The other day, a group of people toppled a statue of Thomas Jefferson from its perch in front of Jefferson High School in Portland. One toppler explained that he felt it was improper for a statue of a slave owner to grace a high school attended by many African Americans.
If people at the high school want to remove the statue permanently, and even change the name of the high school, that’s understandable. Jefferson owned slaves and may have fathered a child with a slave, whom he held as property at the time. If I were an African American attending Jefferson High School, I’d feel at the very least conflicted about having a guy who used to own and hold in bondage people like me greet me as I came to school every day.
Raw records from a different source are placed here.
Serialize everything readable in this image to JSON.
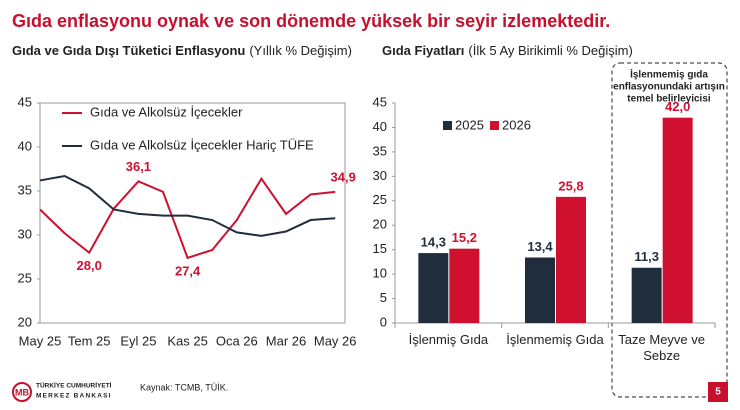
{
  "title": "Gıda enflasyonu oynak ve son dönemde yüksek bir seyir izlemektedir.",
  "source": "Kaynak: TCMB, TÜİK.",
  "logo": [
    "TÜRKİYE CUMHURİYETİ",
    "MERKEZ BANKASI"
  ],
  "page_number": "5",
  "chart_data": [
    {
      "type": "line",
      "title": "Gıda ve Gıda Dışı Tüketici Enflasyonu",
      "subtitle": "(Yıllık % Değişim)",
      "categories": [
        "May 25",
        null,
        "Tem 25",
        null,
        "Eyl 25",
        null,
        "Kas 25",
        null,
        "Oca 26",
        null,
        "Mar 26",
        null,
        "May 26"
      ],
      "series": [
        {
          "name": "Gıda ve Alkolsüz İçecekler",
          "color": "#d0102f",
          "values": [
            32.9,
            30.2,
            28.0,
            33.0,
            36.1,
            34.9,
            27.4,
            28.3,
            31.7,
            36.4,
            32.4,
            34.6,
            34.9
          ],
          "value_labels": [
            null,
            null,
            "28,0",
            null,
            "36,1",
            null,
            "27,4",
            null,
            null,
            null,
            null,
            null,
            "34,9"
          ]
        },
        {
          "name": "Gıda ve Alkolsüz İçecekler Hariç TÜFE",
          "color": "#1f2d3d",
          "values": [
            36.2,
            36.7,
            35.3,
            32.9,
            32.4,
            32.2,
            32.2,
            31.7,
            30.3,
            29.9,
            30.4,
            31.7,
            31.9
          ]
        }
      ],
      "ylim": [
        20,
        45
      ],
      "yticks": [
        20,
        25,
        30,
        35,
        40,
        45
      ],
      "grid": false
    },
    {
      "type": "bar",
      "title": "Gıda Fiyatları",
      "subtitle": "(İlk 5 Ay Birikimli % Değişim)",
      "categories": [
        "İşlenmiş Gıda",
        "İşlenmemiş Gıda",
        "Taze Meyve ve Sebze"
      ],
      "series": [
        {
          "name": "2025",
          "color": "#1f2d3d",
          "values": [
            14.3,
            13.4,
            11.3
          ],
          "value_labels": [
            "14,3",
            "13,4",
            "11,3"
          ]
        },
        {
          "name": "2026",
          "color": "#d0102f",
          "values": [
            15.2,
            25.8,
            42.0
          ],
          "value_labels": [
            "15,2",
            "25,8",
            "42,0"
          ]
        }
      ],
      "annotation": [
        "İşlenmemiş gıda",
        "enflasyonundaki artışın",
        "temel belirleyicisi"
      ],
      "ylim": [
        0,
        45
      ],
      "yticks": [
        0,
        5,
        10,
        15,
        20,
        25,
        30,
        35,
        40,
        45
      ],
      "grid": false
    }
  ]
}
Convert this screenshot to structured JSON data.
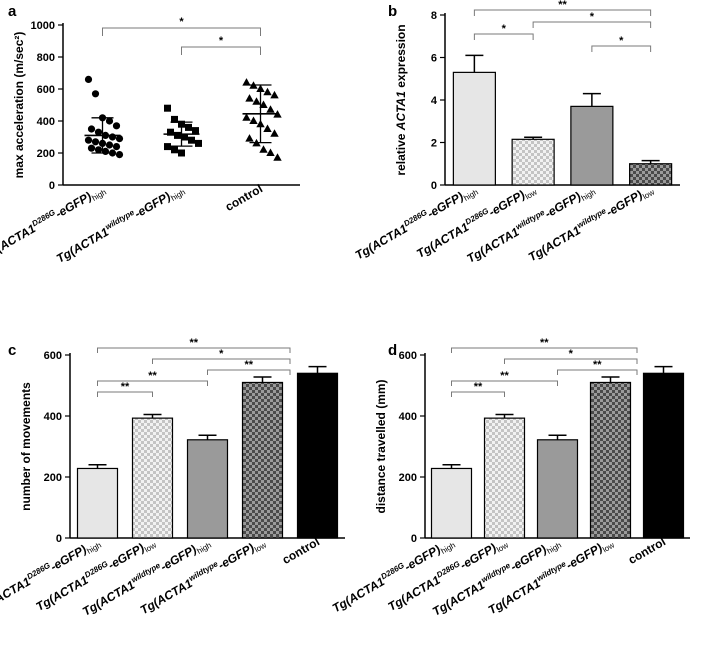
{
  "chart_data": [
    {
      "panel_letter": "a",
      "type": "scatter",
      "ylabel": "max acceleration (m/sec²)",
      "ylim": [
        0,
        1000
      ],
      "yticks": [
        0,
        200,
        400,
        600,
        800,
        1000
      ],
      "categories": [
        {
          "base": "Tg(ACTA1",
          "sup": "D286G",
          "rest": "-eGFP)",
          "sub": "high"
        },
        {
          "base": "Tg(ACTA1",
          "sup": "wildtype",
          "rest": "-eGFP)",
          "sub": "high"
        },
        {
          "plain": "control"
        }
      ],
      "series": [
        {
          "marker": "circle",
          "mean": 310,
          "sd": 110,
          "points": [
            660,
            570,
            420,
            400,
            370,
            350,
            330,
            310,
            300,
            290,
            280,
            270,
            260,
            250,
            240,
            230,
            220,
            210,
            200,
            190
          ]
        },
        {
          "marker": "square",
          "mean": 318,
          "sd": 75,
          "points": [
            480,
            410,
            380,
            360,
            340,
            330,
            310,
            300,
            280,
            260,
            240,
            220,
            200
          ]
        },
        {
          "marker": "triangle",
          "mean": 445,
          "sd": 180,
          "points": [
            640,
            620,
            600,
            580,
            560,
            540,
            520,
            500,
            470,
            440,
            420,
            400,
            380,
            350,
            320,
            290,
            260,
            220,
            200,
            170
          ]
        }
      ],
      "significance": [
        {
          "from": 0,
          "to": 2,
          "label": "*"
        },
        {
          "from": 1,
          "to": 2,
          "label": "*"
        }
      ]
    },
    {
      "panel_letter": "b",
      "type": "bar",
      "ylabel_parts": [
        "relative ",
        "ACTA1",
        " expression"
      ],
      "ylim": [
        0,
        8
      ],
      "yticks": [
        0,
        2,
        4,
        6,
        8
      ],
      "categories": [
        {
          "base": "Tg(ACTA1",
          "sup": "D286G",
          "rest": "-eGFP)",
          "sub": "high"
        },
        {
          "base": "Tg(ACTA1",
          "sup": "D286G",
          "rest": "-eGFP)",
          "sub": "low"
        },
        {
          "base": "Tg(ACTA1",
          "sup": "wildtype",
          "rest": "-eGFP)",
          "sub": "high"
        },
        {
          "base": "Tg(ACTA1",
          "sup": "wildtype",
          "rest": "-eGFP)",
          "sub": "low"
        }
      ],
      "values": [
        5.3,
        2.15,
        3.7,
        1.0
      ],
      "errors": [
        0.8,
        0.1,
        0.6,
        0.15
      ],
      "fills": [
        "light",
        "checker-light",
        "medium",
        "checker-dark"
      ],
      "significance": [
        {
          "from": 0,
          "to": 3,
          "label": "**"
        },
        {
          "from": 1,
          "to": 3,
          "label": "*"
        },
        {
          "from": 0,
          "to": 1,
          "label": "*"
        },
        {
          "from": 2,
          "to": 3,
          "label": "*"
        }
      ]
    },
    {
      "panel_letter": "c",
      "type": "bar",
      "ylabel": "number of movements",
      "ylim": [
        0,
        600
      ],
      "yticks": [
        0,
        200,
        400,
        600
      ],
      "categories": [
        {
          "base": "Tg(ACTA1",
          "sup": "D286G",
          "rest": "-eGFP)",
          "sub": "high"
        },
        {
          "base": "Tg(ACTA1",
          "sup": "D286G",
          "rest": "-eGFP)",
          "sub": "low"
        },
        {
          "base": "Tg(ACTA1",
          "sup": "wildtype",
          "rest": "-eGFP)",
          "sub": "high"
        },
        {
          "base": "Tg(ACTA1",
          "sup": "wildtype",
          "rest": "-eGFP)",
          "sub": "low"
        },
        {
          "plain": "control"
        }
      ],
      "values": [
        228,
        393,
        322,
        510,
        540
      ],
      "errors": [
        12,
        12,
        15,
        18,
        22
      ],
      "fills": [
        "light",
        "checker-light",
        "medium",
        "checker-dark",
        "black"
      ],
      "significance": [
        {
          "from": 0,
          "to": 3.5,
          "label": "**"
        },
        {
          "from": 1,
          "to": 3.5,
          "label": "*"
        },
        {
          "from": 2,
          "to": 3.5,
          "label": "**"
        },
        {
          "from": 0,
          "to": 2,
          "label": "**"
        },
        {
          "from": 0,
          "to": 1,
          "label": "**"
        }
      ]
    },
    {
      "panel_letter": "d",
      "type": "bar",
      "ylabel": "distance travelled (mm)",
      "ylim": [
        0,
        600
      ],
      "yticks": [
        0,
        200,
        400,
        600
      ],
      "categories": [
        {
          "base": "Tg(ACTA1",
          "sup": "D286G",
          "rest": "-eGFP)",
          "sub": "high"
        },
        {
          "base": "Tg(ACTA1",
          "sup": "D286G",
          "rest": "-eGFP)",
          "sub": "low"
        },
        {
          "base": "Tg(ACTA1",
          "sup": "wildtype",
          "rest": "-eGFP)",
          "sub": "high"
        },
        {
          "base": "Tg(ACTA1",
          "sup": "wildtype",
          "rest": "-eGFP)",
          "sub": "low"
        },
        {
          "plain": "control"
        }
      ],
      "values": [
        228,
        393,
        322,
        510,
        540
      ],
      "errors": [
        12,
        12,
        15,
        18,
        22
      ],
      "fills": [
        "light",
        "checker-light",
        "medium",
        "checker-dark",
        "black"
      ],
      "significance": [
        {
          "from": 0,
          "to": 3.5,
          "label": "**"
        },
        {
          "from": 1,
          "to": 3.5,
          "label": "*"
        },
        {
          "from": 2,
          "to": 3.5,
          "label": "**"
        },
        {
          "from": 0,
          "to": 2,
          "label": "**"
        },
        {
          "from": 0,
          "to": 1,
          "label": "**"
        }
      ]
    }
  ],
  "colors": {
    "light": "#e6e6e6",
    "medium": "#9a9a9a",
    "dark": "#4a4a4a",
    "black": "#000000",
    "bracket": "#7a7a7a",
    "axis": "#000000"
  }
}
However, as Americans continue our nearly 250-year-long attempt to reconcile the founding of our country by men who owned slaves, it would be a mistake to erase Jefferson from socially acceptable history. As the lead drafter of the Declaration of Independence, Jefferson has done more to provide the philosophical underpinnings for human freedom and equality than any other political actor in history.
The key clause of the Declaration is worth revisiting:
“We hold these truths to be self-evident, that all men are created equal, that they are endowed by their Creator with certain unalienable Rights, that among these are Life, Liberty and the pursuit of Happiness. That to secure these rights, Governments are instituted among Men, deriving their just powers from the consent of the governed. That whenever any Form of Government becomes destructive of these ends, it is the Right of the People to alter or to abolish it, and to institute new Government, laying its foundation on such principles and organizing its powers in such form, as to them shall seem most likely to effect their Safety and Happiness.”
To modern Americans, the concepts of the Declaration, if not the words themselves, are ingrained in our political psyche. But when they were written, they constituted a shocking break with the history of human civilization and governance. Historically, most individuals, especially individuals who weren’t aristocrats, had no rights to speak of. They certainly didn’t have rights superior to the wishes of whomever governed them, and they had no role in choosing who governed them. Government existed to enrich those who governed, often at the expense of the governed.
The Declaration inverted the theory of government that had held sway for most of human history. Not just America but countless other countries and billions upon billions of people came to be governed in systems more or less designed to foster their well-being, and by people they had some role in selecting. Today, even autocratic regimes feel obliged to pretend to be democratic and rights-observing.
Much of American history involves trying to align the reality of our government with the ringing ideals of the Declaration. The Civil War, the civil rights acts and even Black Lives Matter protests are largely attempts to put into better practice Jefferson’s words. Those who seek equality, freedom and democracy, which I daresay includes a significant majority of Americans, would be worse-off without the Declaration and without Jefferson.
Jefferson, like the country he helped found, is an imperfect exemplar of the things he wrote. It is a crucial part of our history that he and other founders owned slaves, and that he, like all other mortal humans, was far from a faultless, heroic figure. But as we continue to alter our government to align with our principles, as the Declaration says we have the right to do, it would be harmful to the cause of freedom, equality and human flourishing to turn our backs on the principles stated in the Declaration of Independence. History tells us the alternative is far worse.